Pour couronner le tout, la décision a été prise dans le cadre d’un conseil des ministres inconstitutionnels, tenus avec les Ministres du Gouvernement du Premier Ministre Coulibaly Amadou Gon, à l’existence légale duquel la mort de ce dernier a mis fin conformément à la Constitution. Le Premier Ministre Ahmed Bakayoko n’ayant pas été invité à former un Gouvernement comme le prescrit la loi fondamentale et contraint de travailler, pour on ne sait quelle raison sinon celle de l’humilier, avec les ministres de son prédécesseur est condamné à voir tous les actes qu’il pose dans ces conditions, frappés du sceau de l’inconstitutionnalité.
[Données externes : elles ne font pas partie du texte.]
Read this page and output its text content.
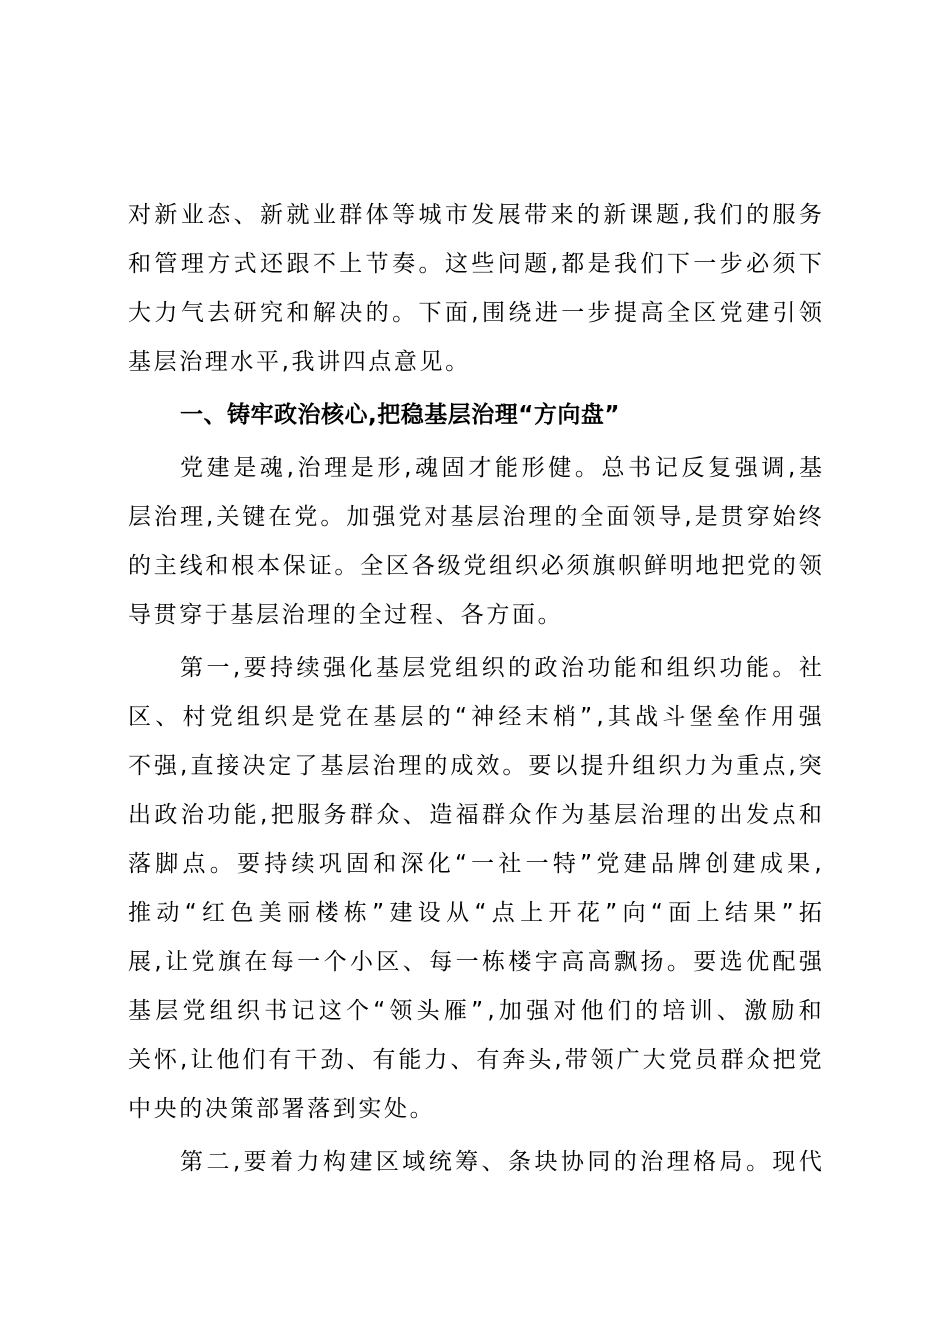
对 新 业 态 、 新 就 业 群 体 等 城 市 发 展 带 来 的 新 课 题 , 我 们 的 服 务
和 管 理 方 式 还 跟 不 上 节 奏 。 这 些 问 题 , 都 是 我 们 下 一 步 必 须 下
大 力 气 去 研 究 和 解 决 的 。 下 面 , 围 绕 进 一 步 提 高 全 区 党 建 引 领
基层治理水平,我讲四点意见。
一、铸牢政治核心,把稳基层治理“方向盘”
党 建 是 魂 , 治 理 是 形 , 魂 固 才 能 形 健 。 总 书 记 反 复 强 调 , 基
层 治 理 , 关 键 在 党 。 加 强 党 对 基 层 治 理 的 全 面 领 导 , 是 贯 穿 始 终
的 主 线 和 根 本 保 证 。 全 区 各 级 党 组 织 必 须 旗 帜 鲜 明 地 把 党 的 领
导贯穿于基层治理的全过程、各方面。
第 一 , 要 持 续 强 化 基 层 党 组 织 的 政 治 功 能 和 组 织 功 能 。 社
区 、 村 党 组 织 是 党 在 基 层 的 “ 神 经 末 梢 ” , 其 战 斗 堡 垒 作 用 强
不 强 , 直 接 决 定 了 基 层 治 理 的 成 效 。 要 以 提 升 组 织 力 为 重 点 , 突
出 政 治 功 能 , 把 服 务 群 众 、 造 福 群 众 作 为 基 层 治 理 的 出 发 点 和
落 脚 点 。 要 持 续 巩 固 和 深 化 “ 一 社 一 特 ” 党 建 品 牌 创 建 成 果 ,
推 动 “ 红 色 美 丽 楼 栋 ” 建 设 从 “ 点 上 开 花 ” 向 “ 面 上 结 果 ” 拓
展 , 让 党 旗 在 每 一 个 小 区 、 每 一 栋 楼 宇 高 高 飘 扬 。 要 选 优 配 强
基 层 党 组 织 书 记 这 个 “ 领 头 雁 ” , 加 强 对 他 们 的 培 训 、 激 励 和
关 怀 , 让 他 们 有 干 劲 、 有 能 力 、 有 奔 头 , 带 领 广 大 党 员 群 众 把 党
中央的决策部署落到实处。
第 二 , 要 着 力 构 建 区 域 统 筹 、 条 块 协 同 的 治 理 格 局 。 现 代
Pour la première fois dans l’histoire de notre pays, le Décret de nomination du Premier Ministre vient dans l’ordre, après celui des autres membres du Gouvernement dans les visas des actes administratifs.
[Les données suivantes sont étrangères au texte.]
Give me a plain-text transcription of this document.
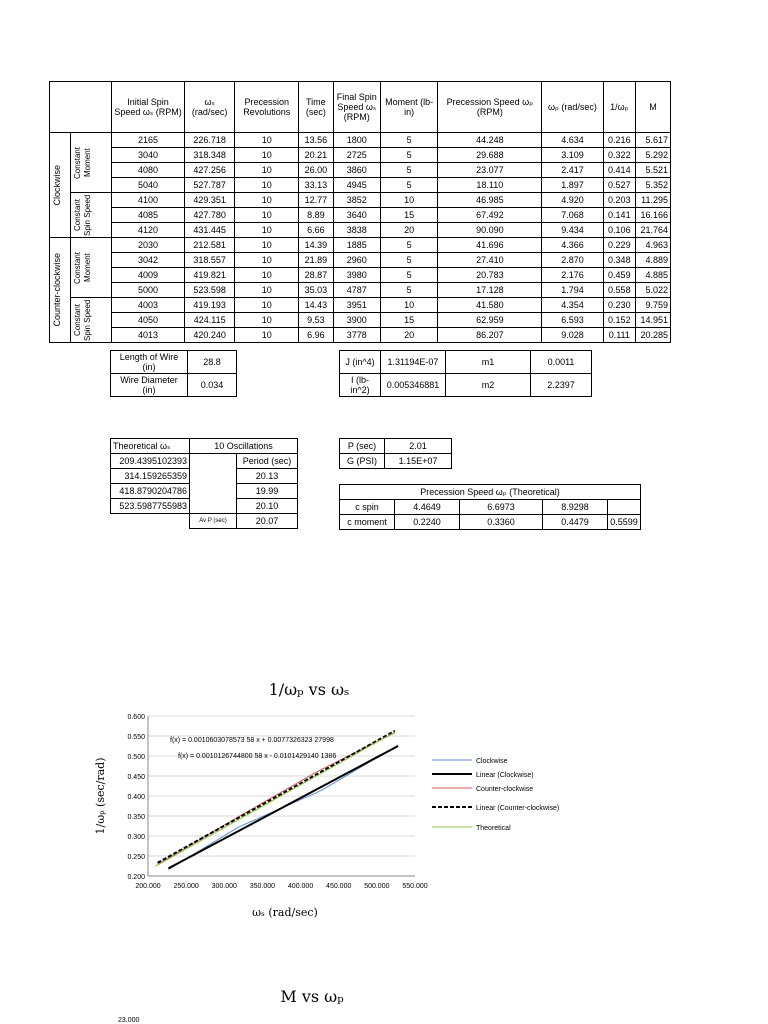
		Initial Spin Speed ωₛ (RPM)	ωₛ (rad/sec)	Precession Revolutions	Time (sec)	Final Spin Speed ωₛ (RPM)	Moment (lb-in)	Precession Speed ωₚ (RPM)	ωₚ (rad/sec)	1/ωₚ	M

Clockwise	Constant Moment	2165	226.718	10	13.56	1800	5	44.248	4.634	0.216	5.617
		3040	318.348	10	20.21	2725	5	29.688	3.109	0.322	5.292
		4080	427.256	10	26.00	3860	5	23.077	2.417	0.414	5.521
		5040	527.787	10	33.13	4945	5	18.110	1.897	0.527	5.352

	Constant Spin Speed	4100	429.351	10	12.77	3852	10	46.985	4.920	0.203	11.295
		4085	427.780	10	8.89	3640	15	67.492	7.068	0.141	16.166
		4120	431.445	10	6.66	3838	20	90.090	9.434	0.106	21.764

Counter-clockwise	Constant Moment	2030	212.581	10	14.39	1885	5	41.696	4.366	0.229	4.963
		3042	318.557	10	21.89	2960	5	27.410	2.870	0.348	4.889
		4009	419.821	10	28.87	3980	5	20.783	2.176	0.459	4.885
		5000	523.598	10	35.03	4787	5	17.128	1.794	0.558	5.022

	Constant Spin Speed	4003	419.193	10	14.43	3951	10	41.580	4.354	0.230	9.759
		4050	424.115	10	9.53	3900	15	62.959	6.593	0.152	14.951
		4013	420.240	10	6.96	3778	20	86.207	9.028	0.111	20.285
Length of Wire (in)	28.8
Wire Diameter (in)	0.034
J (in^4)	1.31194E-07	m1	0.0011
I (lb-in^2)	0.005346881	m2	2.2397
Theoretical ωₛ	10 Oscillations	
209.4395102393		Period (sec)
314.159265359		20.13
418.8790204786		19.99
523.5987755983		20.10
	Av P (sec)	20.07
P (sec)	2.01
G (PSI)	1.15E+07
Precession Speed ωₚ (Theoretical)				
c spin	4.4649	6.6973	8.9298	
c moment	0.2240	0.3360	0.4479	0.5599
1/ωₚ vs ωₛ
0.200
0.250
0.300
0.350
0.400
0.450
0.500
0.550
0.600
200.000 250.000 300.000 350.000 400.000 450.000 500.000 550.000
f(x) = 0.0010603078573 58 x + 0.0077326323 27998
f(x) = 0.0010126744800 58 x - 0.0101429140 1386
ωₛ (rad/sec)
1/ωₚ (sec/rad)	Clockwise
Linear (Clockwise)
Counter-clockwise
Linear (Counter-clockwise)
Theoretical
M vs ωₚ
23.000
Sacré Alassane Dramane Ouattara, celui qui connait la Constitution plus que tout le monde et qui à la prétention d’exiger le retour à la légalité constitutionnelle dans un Mali qui vient de connaître un coup d’État, devrait se préoccuper de mettre de l’ordre en cette matière dans son propre navire qui prend de l’eau de toute part parce que lui et ses hommes ont décidé de le saborder en pleine connaissance de cause pour servir leurs propres intérêts. Le voir, vouloir donner des leçons en matière de respect de la Constitution aux nouvelles autorités malien et au Peuple de ce pays frère, c’est vraiment l’hôpital qui se fout de la charité. En attendant nous pouvons affirmer sans risque de nous tromper que les femmes des partis d’opposition qui ont respecté les procédures de droit commun pour organiser leur marche sont parfaitement dans la légalité au regard de ce que l’état d’urgence qui leur est opposé a pris fin depuis le 15 mai. C’est avec le régime actuel que les organisations et les individus qui sont en règles avec la loi qui ont le plus de raison de s’inquiéter alors que tous les membres de ce Gouvernement illégal, singulièrement les Ministres de la Justice et de l’intérieur passibles de la peine d’un à trois ans pour avoir signé l’arrêté litigieux, sont à l’abri de toutes poursuites. On comprend dès lors devant la multiplication d’injustices consacrée dans cette affaire, pourquoi la Côte d’Ivoire est au bord de l’implosion.